ABSTRACT

Given the great overlap between the discursive appeals used by colonialist and anti-colonialist speakers examined in the previous chapter, and given the inconsistency of especially the latter, in this chapter I seek to explore these discussions in greater depth. In what follows, I examine the central narratives shaping the politics of different groups in their discussions of colonialism and decolonization; specifically, I examine these discursive exchanges as attempts to renegotiate space through the renegotiation of identity. As mentioned in a previous chapter, I see these exchanges as both persuasive and constitutive. They are persuasive in the sense that they are based on a set of appeals that aim to justify a speaker’s stance on a draft resolution under discussion and also to convince others to take on a similar stance (and so ultimately, vote similarly). Additionally, following Tischer, Meyer, Wodak and Vetter, they are also constitutive.
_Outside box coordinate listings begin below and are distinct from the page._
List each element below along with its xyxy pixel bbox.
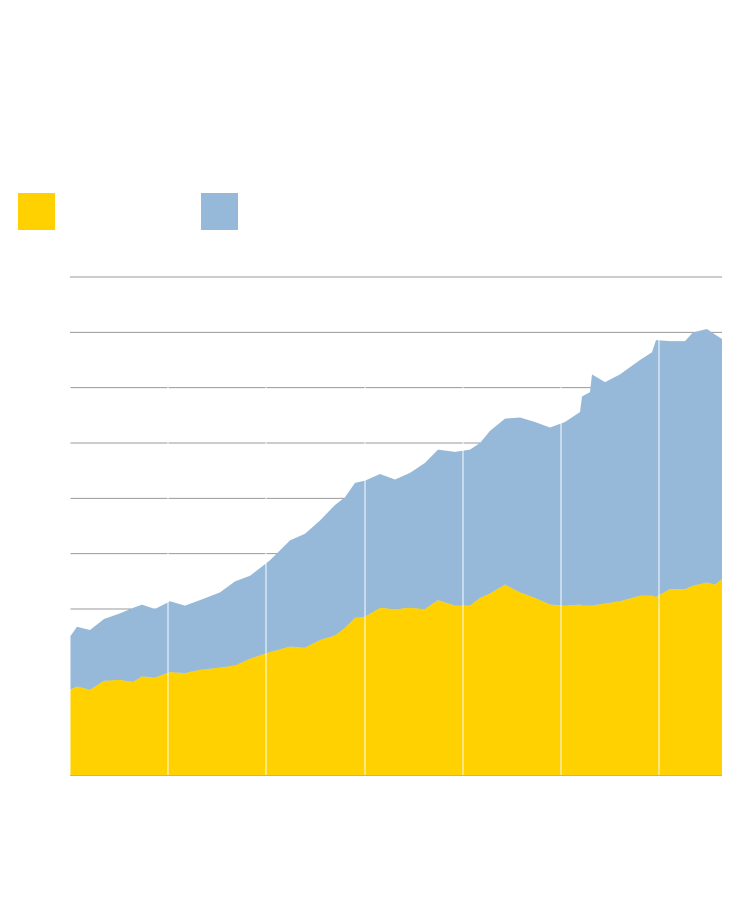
area [70, 329, 722, 690]
area [70, 579, 722, 775]
legend-swatch [201, 193, 238, 230]
legend-swatch [18, 193, 55, 230]
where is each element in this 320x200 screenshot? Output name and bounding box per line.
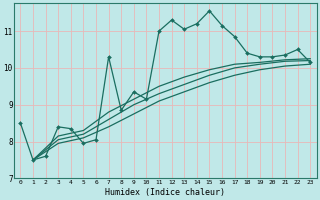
X-axis label: Humidex (Indice chaleur): Humidex (Indice chaleur) bbox=[105, 188, 225, 197]
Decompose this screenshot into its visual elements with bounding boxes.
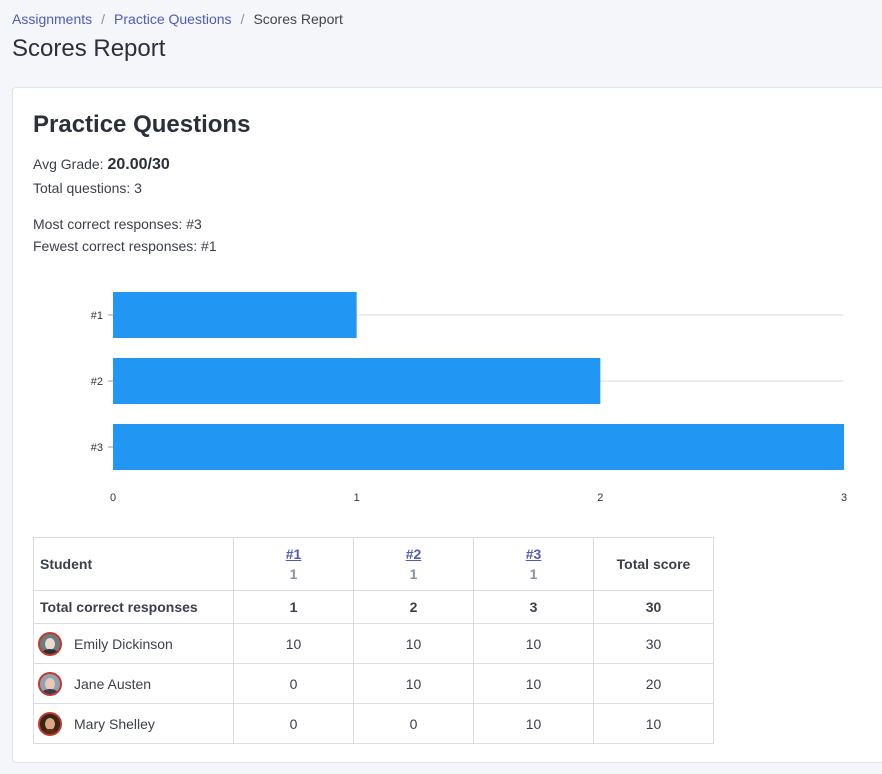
student-name: Emily Dickinson [74, 635, 173, 652]
score-q2: 10 [353, 663, 474, 704]
report-card: Practice Questions Avg Grade: 20.00/30 T… [12, 87, 882, 763]
bar [113, 358, 601, 404]
breadcrumb-practice-questions[interactable]: Practice Questions [114, 11, 232, 27]
totals-score: 30 [593, 590, 714, 624]
student-cell: Mary Shelley [33, 703, 234, 744]
breadcrumb-current: Scores Report [253, 11, 343, 27]
avg-grade-value: 20.00/30 [107, 156, 170, 173]
totals-row: Total correct responses 1 2 3 30 [33, 590, 714, 624]
y-tick-label: #3 [91, 442, 103, 454]
score-q3: 10 [473, 623, 594, 664]
score-q2: 0 [353, 703, 474, 744]
score-q2: 10 [353, 623, 474, 664]
question-2-link[interactable]: #2 [405, 546, 422, 562]
score-total: 30 [593, 623, 714, 664]
question-2-header: #2 1 [353, 537, 474, 591]
score-q3: 10 [473, 663, 594, 704]
table-row: Jane Austen 0 10 10 20 [33, 663, 714, 704]
score-total: 10 [593, 703, 714, 744]
total-questions: Total questions: 3 [33, 180, 142, 196]
avatar [38, 631, 62, 656]
score-q1: 10 [233, 623, 354, 664]
score-q3: 10 [473, 703, 594, 744]
question-1-points: 1 [289, 566, 298, 582]
most-correct: Most correct responses: #3 [33, 216, 202, 232]
totals-label: Total correct responses [33, 590, 234, 624]
avg-grade: Avg Grade: 20.00/30 [33, 156, 170, 174]
breadcrumb: Assignments / Practice Questions / Score… [12, 10, 870, 28]
question-2-points: 1 [409, 566, 418, 582]
table-row: Mary Shelley 0 0 10 10 [33, 703, 714, 744]
responses-bar-chart: #1 #2 #3 0 1 2 3 [91, 292, 847, 504]
avatar [38, 671, 62, 696]
breadcrumb-separator: / [240, 11, 245, 27]
page-title: Scores Report [12, 35, 166, 62]
breadcrumb-assignments[interactable]: Assignments [12, 11, 93, 27]
score-q1: 0 [233, 703, 354, 744]
y-tick-label: #2 [91, 376, 103, 388]
bar [113, 424, 844, 470]
student-cell: Emily Dickinson [33, 623, 234, 664]
student-cell: Jane Austen [33, 663, 234, 704]
student-link[interactable]: Mary Shelley [38, 711, 233, 736]
question-3-header: #3 1 [473, 537, 594, 591]
table-row: Emily Dickinson 10 10 10 30 [33, 623, 714, 664]
student-name: Jane Austen [74, 675, 152, 692]
x-tick-label: 0 [110, 492, 116, 504]
y-tick-label: #1 [91, 310, 103, 322]
assignment-title: Practice Questions [33, 111, 251, 138]
score-q1: 0 [233, 663, 354, 704]
total-score-header: Total score [593, 537, 714, 591]
x-tick-label: 3 [841, 492, 847, 504]
totals-q1: 1 [233, 590, 354, 624]
x-tick-label: 2 [597, 492, 603, 504]
question-1-header: #1 1 [233, 537, 354, 591]
question-3-points: 1 [529, 566, 538, 582]
student-link[interactable]: Jane Austen [38, 671, 233, 696]
totals-q3: 3 [473, 590, 594, 624]
table-header-row: Student #1 1 #2 1 #3 1 Total score [33, 537, 714, 591]
avg-grade-label: Avg Grade: [33, 156, 104, 172]
question-1-link[interactable]: #1 [285, 546, 302, 562]
student-header: Student [33, 537, 234, 591]
fewest-correct: Fewest correct responses: #1 [33, 238, 217, 254]
scores-table: Student #1 1 #2 1 #3 1 Total score Total… [33, 537, 714, 744]
x-tick-label: 1 [354, 492, 360, 504]
student-link[interactable]: Emily Dickinson [38, 631, 233, 656]
question-3-link[interactable]: #3 [525, 546, 542, 562]
avatar [38, 711, 62, 736]
page-header: Assignments / Practice Questions / Score… [0, 0, 882, 88]
totals-q2: 2 [353, 590, 474, 624]
breadcrumb-separator: / [101, 11, 106, 27]
bar [113, 292, 357, 338]
student-name: Mary Shelley [74, 715, 155, 732]
score-total: 20 [593, 663, 714, 704]
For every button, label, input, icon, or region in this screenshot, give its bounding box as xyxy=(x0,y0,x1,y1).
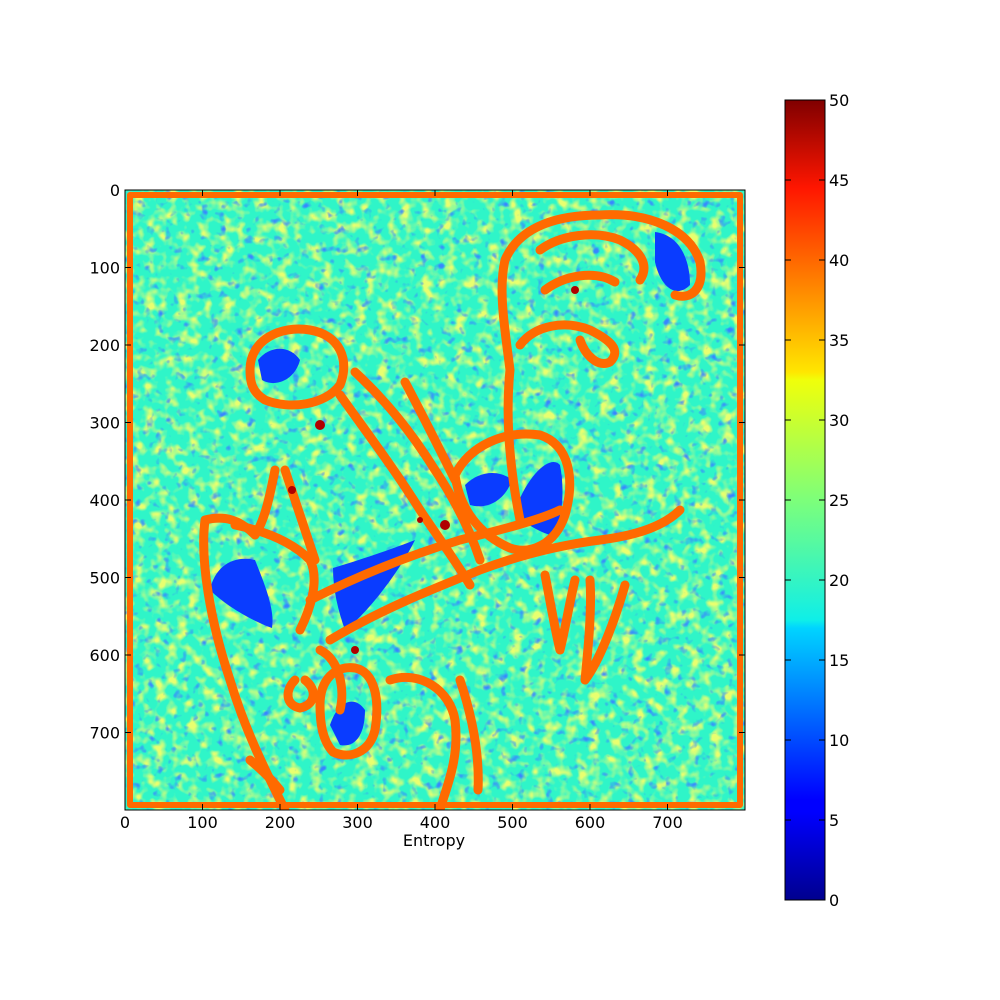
colorbar-tick-label: 30 xyxy=(829,411,849,430)
y-axis: 0 100 200 300 400 500 600 700 xyxy=(89,181,745,743)
x-tick-label: 700 xyxy=(652,813,683,832)
colorbar-tick-label: 20 xyxy=(829,571,849,590)
y-tick-label: 700 xyxy=(89,724,120,743)
colorbar-tick-label: 45 xyxy=(829,171,849,190)
y-tick-label: 600 xyxy=(89,646,120,665)
x-tick-label: 600 xyxy=(575,813,606,832)
y-tick-label: 0 xyxy=(110,181,120,200)
max-entropy-spots xyxy=(288,286,579,654)
y-tick-label: 500 xyxy=(89,569,120,588)
y-tick-label: 100 xyxy=(89,259,120,278)
y-tick-label: 200 xyxy=(89,336,120,355)
colorbar-tick-label: 35 xyxy=(829,331,849,350)
x-tick-label: 300 xyxy=(342,813,373,832)
y-tick-label: 400 xyxy=(89,491,120,510)
x-axis: 0 100 200 300 400 500 600 700 xyxy=(120,190,683,832)
x-axis-label: Entropy xyxy=(403,831,465,850)
heatmap-low-speckles xyxy=(125,190,745,810)
y-tick-label: 300 xyxy=(89,414,120,433)
x-tick-label: 0 xyxy=(120,813,130,832)
colorbar xyxy=(784,99,826,901)
colorbar-tick-label: 15 xyxy=(829,651,849,670)
x-tick-label: 100 xyxy=(187,813,218,832)
colorbar-tick-label: 40 xyxy=(829,251,849,270)
colorbar-tick-label: 25 xyxy=(829,491,849,510)
colorbar-tick-label: 50 xyxy=(829,91,849,110)
colorbar-tick-label: 0 xyxy=(829,891,839,910)
colorbar-axis: 0 5 10 15 20 25 30 35 40 45 50 xyxy=(785,91,849,910)
entropy-heatmap xyxy=(125,190,745,810)
x-tick-label: 500 xyxy=(497,813,528,832)
x-tick-label: 400 xyxy=(420,813,451,832)
colorbar-tick-label: 5 xyxy=(829,811,839,830)
x-tick-label: 200 xyxy=(265,813,296,832)
colorbar-tick-label: 10 xyxy=(829,731,849,750)
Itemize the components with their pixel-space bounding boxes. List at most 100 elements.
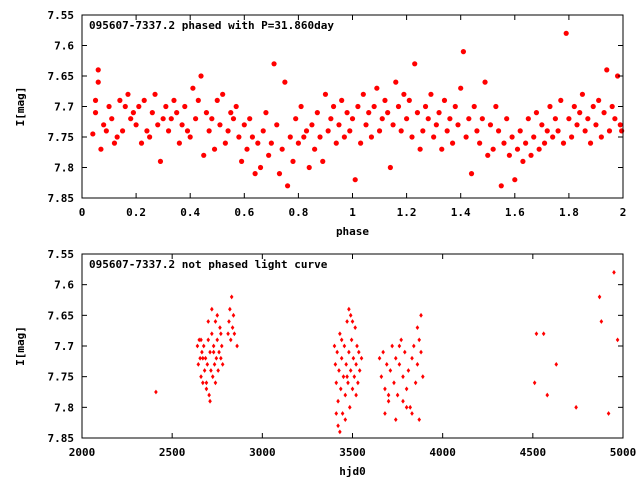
data-point bbox=[201, 355, 205, 361]
data-point bbox=[268, 140, 274, 146]
data-point bbox=[609, 103, 615, 110]
data-point bbox=[157, 158, 164, 164]
data-point bbox=[322, 91, 329, 97]
data-point bbox=[606, 411, 611, 416]
data-point bbox=[198, 355, 202, 361]
data-point bbox=[390, 343, 394, 349]
data-point bbox=[103, 128, 109, 134]
data-point bbox=[487, 122, 494, 128]
data-point bbox=[214, 355, 219, 361]
data-point bbox=[414, 110, 421, 116]
data-point bbox=[382, 97, 388, 103]
data-point bbox=[417, 146, 423, 152]
data-point bbox=[366, 110, 372, 116]
data-point bbox=[552, 116, 558, 122]
data-point bbox=[179, 122, 185, 128]
data-point bbox=[199, 374, 203, 380]
data-point bbox=[404, 404, 409, 410]
data-point bbox=[346, 380, 350, 386]
data-point bbox=[343, 417, 348, 422]
x-tick-label: 3000 bbox=[249, 446, 276, 459]
data-point bbox=[477, 140, 483, 146]
data-point bbox=[357, 349, 361, 355]
x-tick-label: 1.8 bbox=[559, 206, 579, 219]
x-tick-label: 4500 bbox=[520, 446, 547, 459]
data-point bbox=[441, 97, 448, 103]
data-point bbox=[347, 349, 351, 355]
data-point bbox=[260, 128, 266, 134]
data-point bbox=[356, 380, 360, 386]
data-point bbox=[230, 325, 235, 330]
data-point bbox=[617, 122, 623, 128]
data-point bbox=[230, 116, 237, 122]
data-point bbox=[342, 343, 347, 349]
data-point bbox=[225, 128, 231, 134]
data-point bbox=[360, 91, 366, 97]
y-tick-label: 7.65 bbox=[48, 309, 75, 322]
data-point bbox=[211, 146, 218, 152]
data-point bbox=[408, 404, 413, 410]
data-point bbox=[341, 134, 347, 140]
data-point bbox=[417, 417, 422, 422]
data-point bbox=[410, 411, 414, 416]
data-point bbox=[509, 134, 515, 140]
data-point bbox=[385, 110, 391, 116]
data-point bbox=[520, 158, 526, 164]
data-point bbox=[421, 374, 425, 380]
data-point bbox=[379, 374, 384, 380]
data-point bbox=[219, 331, 223, 337]
data-point bbox=[517, 128, 523, 134]
data-point bbox=[263, 110, 269, 116]
data-point bbox=[350, 319, 355, 324]
data-point bbox=[206, 128, 212, 134]
data-point bbox=[235, 343, 239, 349]
data-point bbox=[117, 97, 123, 103]
data-point bbox=[358, 140, 364, 146]
phased-light-curve-panel: 0 0.2 0.4 0.6 0.8 1 1.2 1.4 1.6 1.8 2 7.55 7.6 7.65 7.… bbox=[14, 9, 626, 238]
data-point bbox=[306, 164, 312, 171]
phased-axis-ticks: 0 0.2 0.4 0.6 0.8 1 1.2 1.4 1.6 1.8 2 7.55 7.6 7.65 7.… bbox=[48, 9, 627, 219]
data-point bbox=[383, 411, 387, 416]
data-point bbox=[301, 134, 307, 140]
data-point bbox=[136, 103, 142, 110]
data-point bbox=[199, 337, 203, 343]
data-point bbox=[317, 134, 323, 140]
data-point bbox=[393, 79, 399, 85]
unphased-y-axis-label: I[mag] bbox=[14, 326, 27, 366]
data-point bbox=[404, 386, 409, 392]
data-point bbox=[447, 116, 453, 122]
y-tick-label: 7.65 bbox=[48, 70, 75, 83]
data-point bbox=[357, 368, 362, 373]
data-point bbox=[213, 380, 218, 386]
data-point bbox=[419, 312, 423, 318]
data-point bbox=[368, 134, 375, 140]
data-point bbox=[383, 386, 387, 392]
data-point bbox=[593, 122, 599, 128]
data-point bbox=[330, 103, 337, 110]
data-point bbox=[348, 368, 353, 373]
data-point bbox=[210, 306, 214, 312]
data-point bbox=[597, 294, 602, 300]
data-point bbox=[95, 79, 101, 85]
data-point bbox=[231, 312, 236, 318]
data-point bbox=[95, 67, 101, 73]
data-point bbox=[349, 337, 354, 343]
data-point bbox=[257, 164, 264, 171]
data-point bbox=[184, 128, 191, 134]
data-point bbox=[213, 319, 218, 324]
data-point bbox=[353, 325, 358, 330]
data-point bbox=[612, 116, 618, 122]
data-point bbox=[347, 128, 353, 134]
data-point bbox=[615, 337, 620, 343]
data-point bbox=[354, 392, 358, 398]
x-tick-label: 0 bbox=[79, 206, 86, 219]
data-point bbox=[471, 103, 477, 110]
x-tick-label: 2000 bbox=[69, 446, 96, 459]
data-point bbox=[402, 349, 407, 355]
data-point bbox=[560, 140, 567, 146]
data-point bbox=[347, 404, 352, 410]
data-point bbox=[233, 103, 239, 110]
data-point bbox=[406, 368, 411, 373]
data-point bbox=[222, 140, 228, 146]
data-point bbox=[328, 116, 334, 122]
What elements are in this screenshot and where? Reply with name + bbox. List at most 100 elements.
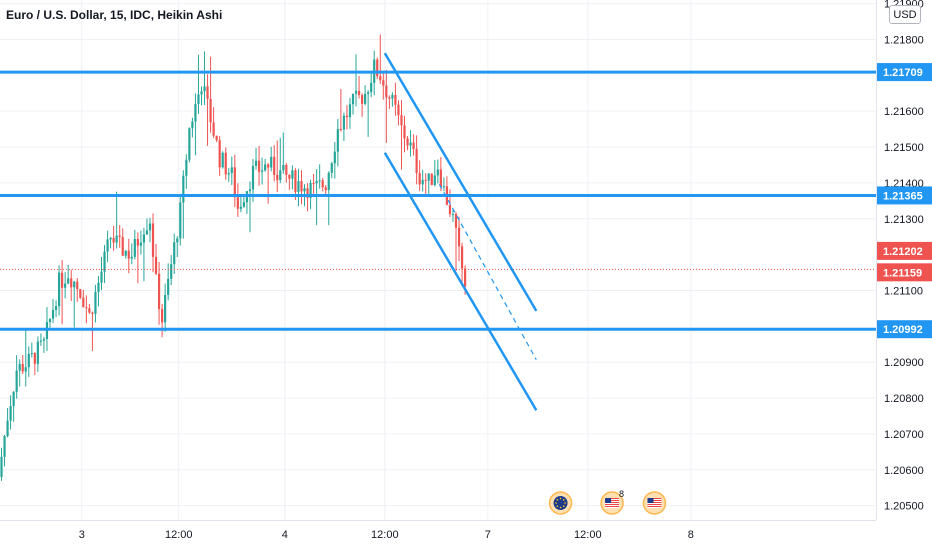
candle-body	[348, 104, 352, 118]
candle-body	[339, 129, 342, 131]
candle-body	[464, 268, 467, 287]
candle-body	[439, 169, 442, 188]
price-tick-label: 1.21500	[884, 142, 924, 154]
price-tick-label: 1.20500	[884, 501, 924, 513]
candle-body	[79, 289, 82, 298]
price-tag	[877, 320, 932, 339]
price-tick-label: 1.20700	[884, 429, 924, 441]
candle-body	[409, 142, 412, 146]
price-tag-label: 1.21709	[883, 67, 923, 79]
candle-body	[297, 181, 300, 192]
time-tick-label: 4	[282, 529, 288, 541]
candle-body	[173, 242, 176, 265]
candle-body	[139, 242, 142, 246]
candle-body	[430, 173, 433, 186]
candle-body	[36, 341, 39, 364]
candle-body	[391, 94, 394, 99]
candle-body	[321, 180, 324, 188]
event-layer[interactable]: 8	[548, 489, 667, 515]
candle-body	[118, 235, 121, 237]
candle-body	[218, 140, 221, 168]
candle-body	[330, 163, 333, 173]
candle-body	[342, 115, 346, 130]
candle-body	[12, 391, 15, 407]
price-tick-label: 1.20800	[884, 393, 924, 405]
candle-body	[303, 188, 306, 192]
us-flag-stripe	[647, 504, 662, 505]
candle-body	[61, 272, 64, 288]
time-tick-label: 3	[79, 529, 85, 541]
candle-body	[18, 363, 21, 371]
us-flag-stripe	[605, 504, 620, 505]
candle-body	[273, 156, 276, 175]
us-flag-stripe	[647, 502, 662, 503]
channel-midline	[438, 184, 537, 360]
candle-body	[42, 339, 46, 341]
candle-body	[276, 174, 279, 181]
candle-body	[67, 278, 70, 284]
candle-body	[239, 206, 242, 209]
drawing-layer[interactable]	[0, 52, 876, 411]
us-flag-stripe	[605, 500, 620, 501]
candle-body	[279, 170, 282, 181]
price-tick-label: 1.21600	[884, 106, 924, 118]
candle-body	[357, 90, 361, 96]
candle-body	[57, 272, 61, 307]
eu-flag-star	[559, 497, 562, 500]
eu-flag-icon[interactable]	[548, 491, 573, 515]
candle-body	[48, 318, 52, 323]
price-tag-label: 1.21202	[883, 246, 923, 258]
price-tag-label: 1.20992	[883, 324, 923, 336]
candle-body	[85, 307, 88, 309]
candle-body	[121, 236, 124, 256]
candle-body	[412, 142, 415, 149]
candle-body	[154, 256, 158, 274]
candle-body	[212, 122, 215, 136]
eu-flag-star	[562, 499, 565, 501]
time-tick-label: 12:00	[165, 529, 193, 541]
candle-body	[254, 160, 258, 166]
candle-body	[73, 281, 76, 288]
candle-body	[315, 181, 318, 184]
candle-body	[161, 309, 164, 323]
candle-body	[415, 148, 418, 173]
candle-body	[288, 174, 291, 179]
candle-body	[6, 420, 9, 437]
currency-button[interactable]: USD	[889, 5, 921, 24]
eu-flag-star	[556, 499, 559, 501]
candle-body	[130, 256, 133, 259]
us-flag-stripe	[605, 498, 620, 499]
candle-body	[176, 238, 179, 243]
candle-body	[88, 308, 91, 313]
candle-body	[215, 135, 218, 141]
candle-body	[185, 159, 188, 176]
candle-body	[227, 173, 230, 175]
candle-body	[127, 250, 130, 259]
candle-body	[360, 95, 364, 104]
candle-body	[136, 238, 139, 246]
candle-body	[248, 189, 252, 192]
us-flag-icon[interactable]	[642, 491, 667, 515]
candle-body	[318, 180, 321, 182]
candle-body	[15, 370, 18, 392]
event-count: 8	[619, 489, 624, 499]
candle-body	[191, 121, 194, 129]
candle-body	[385, 85, 388, 98]
candle-body	[251, 165, 255, 190]
price-tick-label: 1.20600	[884, 465, 924, 477]
candle-body	[70, 278, 73, 288]
us-flag-icon[interactable]: 8	[600, 489, 624, 515]
candle-body	[460, 246, 464, 269]
candle-body	[421, 179, 424, 185]
candle-body	[109, 237, 112, 240]
us-flag-stripe	[647, 500, 662, 501]
channel-line	[383, 152, 538, 411]
candle-body	[157, 273, 161, 310]
time-tick-label: 12:00	[574, 529, 602, 541]
candle-body	[285, 164, 288, 175]
candle-body	[233, 167, 236, 198]
candle-body	[406, 138, 409, 146]
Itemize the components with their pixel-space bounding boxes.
They are “simultaneously constitutive of social identities, social relations, and systems of knowledge and beliefs (Titscher, Meyer, Wodak, and Vetter 2000).” From this perspective, we may understand the historic, kinship politics previously identified to posit two overarching, distinct categories of social identity: the disembodied or rational/paternal/masculine on the one hand versus the embodied or irrational/childlike/feminine on the other; a hierarchical set of social relationships between the two, whereby the first category can and indeed must “rule over” or “guide” the second; and the system of knowledge inherent in these constructions, namely the notion that dependent territories require rule/tutelage from sovereign states. From the eighteenth to especially the twentieth century, I argued in Chapter One that this politics moved away from “harsher” notions of colonial rule to “softer,” paternalistic notions of guidance and tutelage. In this chapter, I am interested in to what extent this politics-in either form-is evident in the GA debates in the fifteen years examined. Moreover, given the great overlap in colonialist

and anti-colonialist argument identified thus far, how do anti-colonialists respond?